After ten days in hospital, I was ready to be discharged home, but I was heartbroken to be going home without my son. I can only liken it to grief and despite being as ill as I was, I would sit every day in SCBU by his bedside.

I was desperate to breast feed, so would spend hours trying to establish milk supply, pumping every few hours and through the night. My plan didn't work out and the trauma of what had happened combined with my ill health meant I would never produce enough milk for Jack. I was gutted.

But every day Jack made improvements. He would take more milk each day through the tube and would put on weight. Weigh day was such a big moment for us because we knew the milestones he would need to meet to be able to come home. Then we started to bottle feed – training him to suckle with a dummy really helped.

The backdrop to all of this was Christmas time, and I wasn't looking forward to Christmas Day if my boy wasn’t coming home. We hadn't even got him a gift because his arrival was so unexpected.

The nurses in SCBU decorated and tried to make things special but I was completely numb. It felt like Jack would never be home, we would have setbacks, weight loss or pulling out the dreaded feed tube!
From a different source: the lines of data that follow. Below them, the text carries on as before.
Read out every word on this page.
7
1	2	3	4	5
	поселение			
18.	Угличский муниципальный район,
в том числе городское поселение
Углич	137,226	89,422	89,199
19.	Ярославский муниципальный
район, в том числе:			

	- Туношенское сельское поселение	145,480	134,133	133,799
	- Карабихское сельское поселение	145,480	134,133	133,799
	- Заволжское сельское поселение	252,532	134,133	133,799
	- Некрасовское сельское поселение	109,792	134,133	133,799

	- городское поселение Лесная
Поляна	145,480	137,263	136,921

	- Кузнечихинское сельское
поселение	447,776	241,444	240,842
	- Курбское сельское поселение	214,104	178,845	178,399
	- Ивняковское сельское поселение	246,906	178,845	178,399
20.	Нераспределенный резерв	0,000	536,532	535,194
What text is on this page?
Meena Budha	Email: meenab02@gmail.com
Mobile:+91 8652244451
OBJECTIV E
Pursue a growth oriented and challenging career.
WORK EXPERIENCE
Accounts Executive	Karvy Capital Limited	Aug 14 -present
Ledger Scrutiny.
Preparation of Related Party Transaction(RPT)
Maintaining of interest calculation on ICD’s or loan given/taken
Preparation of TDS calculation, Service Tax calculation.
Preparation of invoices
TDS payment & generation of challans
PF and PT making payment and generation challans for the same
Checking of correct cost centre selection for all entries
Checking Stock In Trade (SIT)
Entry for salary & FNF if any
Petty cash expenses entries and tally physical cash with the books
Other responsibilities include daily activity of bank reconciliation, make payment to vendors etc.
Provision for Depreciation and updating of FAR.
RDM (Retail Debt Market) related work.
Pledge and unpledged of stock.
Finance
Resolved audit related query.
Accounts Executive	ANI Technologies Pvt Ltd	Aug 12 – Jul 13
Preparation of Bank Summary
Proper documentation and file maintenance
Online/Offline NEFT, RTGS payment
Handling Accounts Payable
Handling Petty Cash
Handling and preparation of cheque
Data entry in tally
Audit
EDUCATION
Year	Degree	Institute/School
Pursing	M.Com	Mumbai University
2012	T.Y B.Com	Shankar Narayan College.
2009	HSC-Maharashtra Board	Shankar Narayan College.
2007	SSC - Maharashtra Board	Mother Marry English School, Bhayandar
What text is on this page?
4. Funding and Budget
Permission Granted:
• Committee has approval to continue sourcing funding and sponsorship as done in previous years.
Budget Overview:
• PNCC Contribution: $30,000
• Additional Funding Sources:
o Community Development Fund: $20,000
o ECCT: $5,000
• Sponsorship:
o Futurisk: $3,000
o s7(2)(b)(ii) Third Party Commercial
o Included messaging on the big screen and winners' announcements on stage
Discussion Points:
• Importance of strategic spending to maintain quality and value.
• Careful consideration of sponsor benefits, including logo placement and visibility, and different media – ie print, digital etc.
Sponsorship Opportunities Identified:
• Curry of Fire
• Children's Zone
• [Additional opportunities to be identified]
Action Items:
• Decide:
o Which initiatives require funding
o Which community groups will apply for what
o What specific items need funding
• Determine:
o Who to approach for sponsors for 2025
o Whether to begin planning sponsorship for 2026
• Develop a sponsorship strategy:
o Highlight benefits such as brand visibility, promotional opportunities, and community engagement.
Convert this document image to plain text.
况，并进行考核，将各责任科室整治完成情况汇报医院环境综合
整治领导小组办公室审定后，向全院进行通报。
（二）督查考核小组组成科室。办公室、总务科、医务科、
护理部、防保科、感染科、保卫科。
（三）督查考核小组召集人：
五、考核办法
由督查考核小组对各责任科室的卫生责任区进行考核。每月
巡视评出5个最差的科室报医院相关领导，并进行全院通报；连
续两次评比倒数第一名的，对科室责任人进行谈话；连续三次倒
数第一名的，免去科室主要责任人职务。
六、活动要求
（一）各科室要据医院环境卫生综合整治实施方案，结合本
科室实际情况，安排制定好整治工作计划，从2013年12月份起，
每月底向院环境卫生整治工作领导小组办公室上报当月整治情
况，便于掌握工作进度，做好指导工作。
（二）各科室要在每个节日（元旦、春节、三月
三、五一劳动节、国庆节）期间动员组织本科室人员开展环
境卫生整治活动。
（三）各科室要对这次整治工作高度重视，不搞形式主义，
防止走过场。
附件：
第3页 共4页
SCBU try to make Christmas special - carol singers came and Jack was given a Christmas book for us to read to him.

Then we got the news we had so desperately hoped for - Jack was discharged from hospital on Christmas Eve and I couldn’t believe it. Having him home that night was so surreal. Jack was so small that we couldn't have lots of visitors in the beginning, so Christmas Day was quiet, but just what we had wanted.

Fast forward 12 months and Jack has just had his first birthday and is doing extremely well. Preemies don’t stay small forever!